Have you ever wondered why you’re always told to apply sunscreen 15/20 minutes before sun exposure?
Cos if you’re anything like me, you’ve often put it on 5 minutes before leaving the house. Aham… What can I say? Girl’s busy…
But does it matter – as long as you put it on in the first place, I mean?
Yep. There’s a scientific reason why you need to put it on 20 minutes earlier… and it has NOTHING to do with sunscreen activation.
Sunscreen Activation Is A Myth
Rumour’s going round that mineral sunscreen (i.e., those with zinc oxide and titanium dioxide) work straight away while chemical sunscreens need to be activated by binding them to the skin. This chemical reaction supposedly takes 20 minutes.
For the longest time, I believed this rumour. Like you, I was honestly convinced this was the real reason why you need to apply sunscreen 20 minutes before sun exposure. Wasn’t that what even science-bent beauty blogs were telling us?!
Thanks to the research work of Reddit cosmetic chemist Stephen Ko, we know know that’s BS. Both mineral and chemical sunscreens work straight away.
Heck, they’d work even in the bottle – if the bottle were transparent and UV rays could get through.
So that’s definitely NOT the reason why you need to apply your sunscreen 20 minutes before sun exposure. But what the heck is it then?
The Real Reason Why You Need To Apply Sunscreen 20 Minutes Before Sun Exposure
Think of sunscreen like self-tanner. If you don’t distribute it evenly, you’ll tan in spots. Some areas will be darker and others lighter.
Sunscreen works the same way. If you don’t apply it evenly, you won’t get the same protection everywhere.
It’s not just a matter of applying the same amount on every area. You need to give it time to dry and form a uniform film on your skin.
If you don’t disturb it…
The “sunscreen must bind to the skin” myth isn’t totally false. It’s true this binding process DOESN’T activate your sunscreen. It just helps it adhere better to your face.
Have you ever touched self-tanner/paint/nail polish while they were still fresh? If you did, you know you’re removing some of the pigment and you need to touch it up again.
Sunscreen works like that. If you rub your face, sweat and even apply makeup before the sunscreen has had time to dry down and form the protective film on your skin, you’ll likely removing some of it, compromising the protection you’re getting.

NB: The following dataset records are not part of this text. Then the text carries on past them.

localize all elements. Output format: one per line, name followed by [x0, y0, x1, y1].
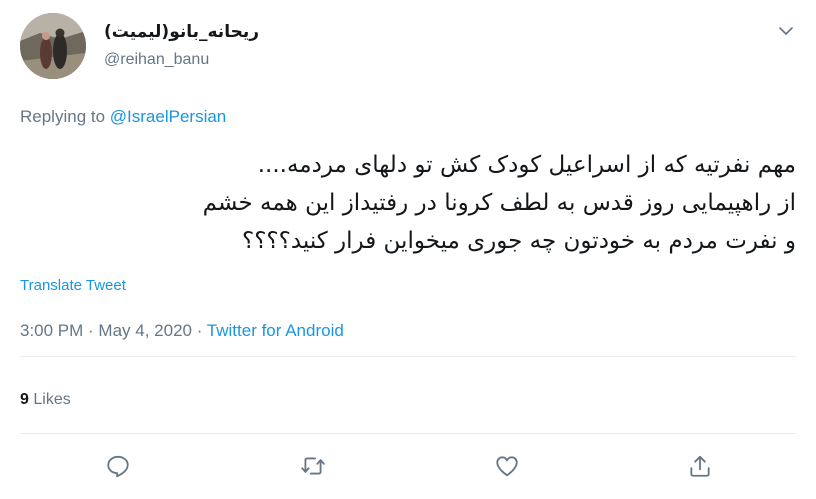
retweet-icon	[301, 457, 325, 475]
retweet-button[interactable]	[300, 453, 326, 479]
user-handle[interactable]: @reihan_banu	[104, 51, 209, 69]
share-button[interactable]	[687, 453, 713, 479]
tweet-text-line: از راهپیمایی روز قدس به لطف کرونا در رفت…	[202, 190, 796, 216]
meta-separator: ·	[83, 321, 99, 340]
share-icon	[690, 455, 710, 477]
tweet-date[interactable]: May 4, 2020	[98, 321, 192, 340]
like-button[interactable]	[494, 453, 520, 479]
display-name[interactable]: ریحانه_بانو(لیمیت)	[104, 22, 259, 42]
tweet-meta: 3:00 PM · May 4, 2020 · Twitter for Andr…	[20, 321, 344, 341]
divider	[20, 433, 796, 434]
replying-to-prefix: Replying to	[20, 107, 110, 126]
tweet-time[interactable]: 3:00 PM	[20, 321, 83, 340]
avatar-image	[20, 13, 86, 79]
likes-label: Likes	[33, 391, 71, 408]
translate-tweet-link[interactable]: Translate Tweet	[20, 277, 126, 294]
likes-count: 9	[20, 391, 29, 408]
tweet-text: مهم نفرتیه که از اسراعیل کودک کش تو دلها…	[20, 146, 796, 260]
meta-separator: ·	[191, 321, 207, 340]
tweet-text-line: و نفرت مردم به خودتون چه جوری میخواین فر…	[242, 228, 796, 254]
avatar[interactable]	[20, 13, 86, 79]
more-menu-button[interactable]	[777, 22, 795, 40]
tweet-source-link[interactable]: Twitter for Android	[207, 321, 344, 340]
reply-mention-link[interactable]: @IsraelPersian	[110, 107, 226, 126]
reply-icon	[107, 455, 129, 478]
likes-stat[interactable]: 9 Likes	[20, 391, 71, 409]
reply-button[interactable]	[105, 453, 131, 479]
divider	[20, 356, 796, 357]
tweet-text-line: مهم نفرتیه که از اسراعیل کودک کش تو دلها…	[257, 152, 796, 178]
heart-icon	[496, 456, 518, 477]
replying-to: Replying to @IsraelPersian	[20, 107, 226, 127]
chevron-down-icon	[779, 27, 793, 35]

So don’t touch your face (and any other area where you’ve applied your sunscreen, of course) for at least 15 minutes, ok?
By the way, if you’re curious to know what my fave sunscreens are, check out these guides below:
The Bottom Line
If you want to maximise the protection of your sunscreen, always put it on 20 minutes before sun exposure. You won’t get even protection everywhere otherwise.